Into this walks the new generation. I have an eighteen year old who will vote for the first time this year, and he is wildly enthusiastic for Sanders, as are all his friends. In one sense it's entirely typical. Age fifty seems to be the break point; Clinton is way ahead over that, Sanders way ahead under. But voting preference aside, it's just been interesting to observe their forming sensibilities.
On the one hand they are filled with youthful idealism/naiveté, and I want to say to them: good for you, shoot for the stars - but also understand that there are forces in play you may not even be aware of. (Prior to the Iowa caucuses my son was astonished that Clinton was even close to Sanders because no one he knew planned to vote for her.)
I want to set his expectations because I know how easy it can be to get disappointed and discouraged. I want him to understand it's a marathon and not a sprint, that it's important to be engaged even when that's not the most exciting thing to do, and that sometimes he'll have to settle for half a loaf - or no loaf at all.
Having said that though, maybe I'm a bit hidebound - and captured by a framing process that is already dated. I expect things to be a certain way because that's how they've always been.
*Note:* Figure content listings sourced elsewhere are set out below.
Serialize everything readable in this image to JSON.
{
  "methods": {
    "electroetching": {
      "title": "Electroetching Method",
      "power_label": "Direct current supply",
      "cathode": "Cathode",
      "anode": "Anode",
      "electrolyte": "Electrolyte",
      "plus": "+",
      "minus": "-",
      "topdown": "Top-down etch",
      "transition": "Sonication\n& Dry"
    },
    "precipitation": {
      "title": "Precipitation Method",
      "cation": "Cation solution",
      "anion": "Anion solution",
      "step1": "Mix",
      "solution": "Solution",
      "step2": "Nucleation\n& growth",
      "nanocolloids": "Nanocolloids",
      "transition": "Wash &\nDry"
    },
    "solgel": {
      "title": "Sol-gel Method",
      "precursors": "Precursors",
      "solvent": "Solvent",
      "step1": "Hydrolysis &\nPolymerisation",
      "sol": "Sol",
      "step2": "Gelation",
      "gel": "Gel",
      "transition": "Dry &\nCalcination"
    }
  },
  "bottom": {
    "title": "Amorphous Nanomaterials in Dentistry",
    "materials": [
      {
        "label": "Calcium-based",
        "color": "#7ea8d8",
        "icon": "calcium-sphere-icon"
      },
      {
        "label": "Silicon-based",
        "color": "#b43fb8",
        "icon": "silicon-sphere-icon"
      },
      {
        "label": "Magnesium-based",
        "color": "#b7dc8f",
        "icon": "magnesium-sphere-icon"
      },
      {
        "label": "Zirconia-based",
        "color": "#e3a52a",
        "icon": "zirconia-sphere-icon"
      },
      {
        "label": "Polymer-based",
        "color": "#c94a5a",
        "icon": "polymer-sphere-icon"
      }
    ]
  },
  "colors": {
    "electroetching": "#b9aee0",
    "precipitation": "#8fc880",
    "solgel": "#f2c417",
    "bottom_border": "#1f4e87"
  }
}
It should just extend indefinitely into the future, right? And while every four years there's always a darling who makes the base say "this time is different," and that hasn't been true yet, that doesn't mean it never will be. Things are the way they are until they're not.
Looking not just at my preferences but at the environment generally, it seems like there's an openness to the kind of changes that liberals have dared not dream of for a very long time. We'll never know if they can happen if we don't push for them. Meanwhile there's this whole generation coming behind us that's basically saying, "we've never lost there."
And you know what? They haven't.
NOTES
1. Yes, Scott Walker got his legislation passed and won his recall to boot. But his presidential campaign is already dead, Kasich's is as well though he hasn't figured it out, and neither man has any national prospects of note. Don't think for a minute that the sight of a guy with a bullhorn and a COPS FOR LABOR sweater angrily denouncing Walker from the Wisconsin statehouse, or pictures like this (Cf.), haven't made the other GOP candidates reflect on what kind of winning coalition would be possible with those kinds of policies.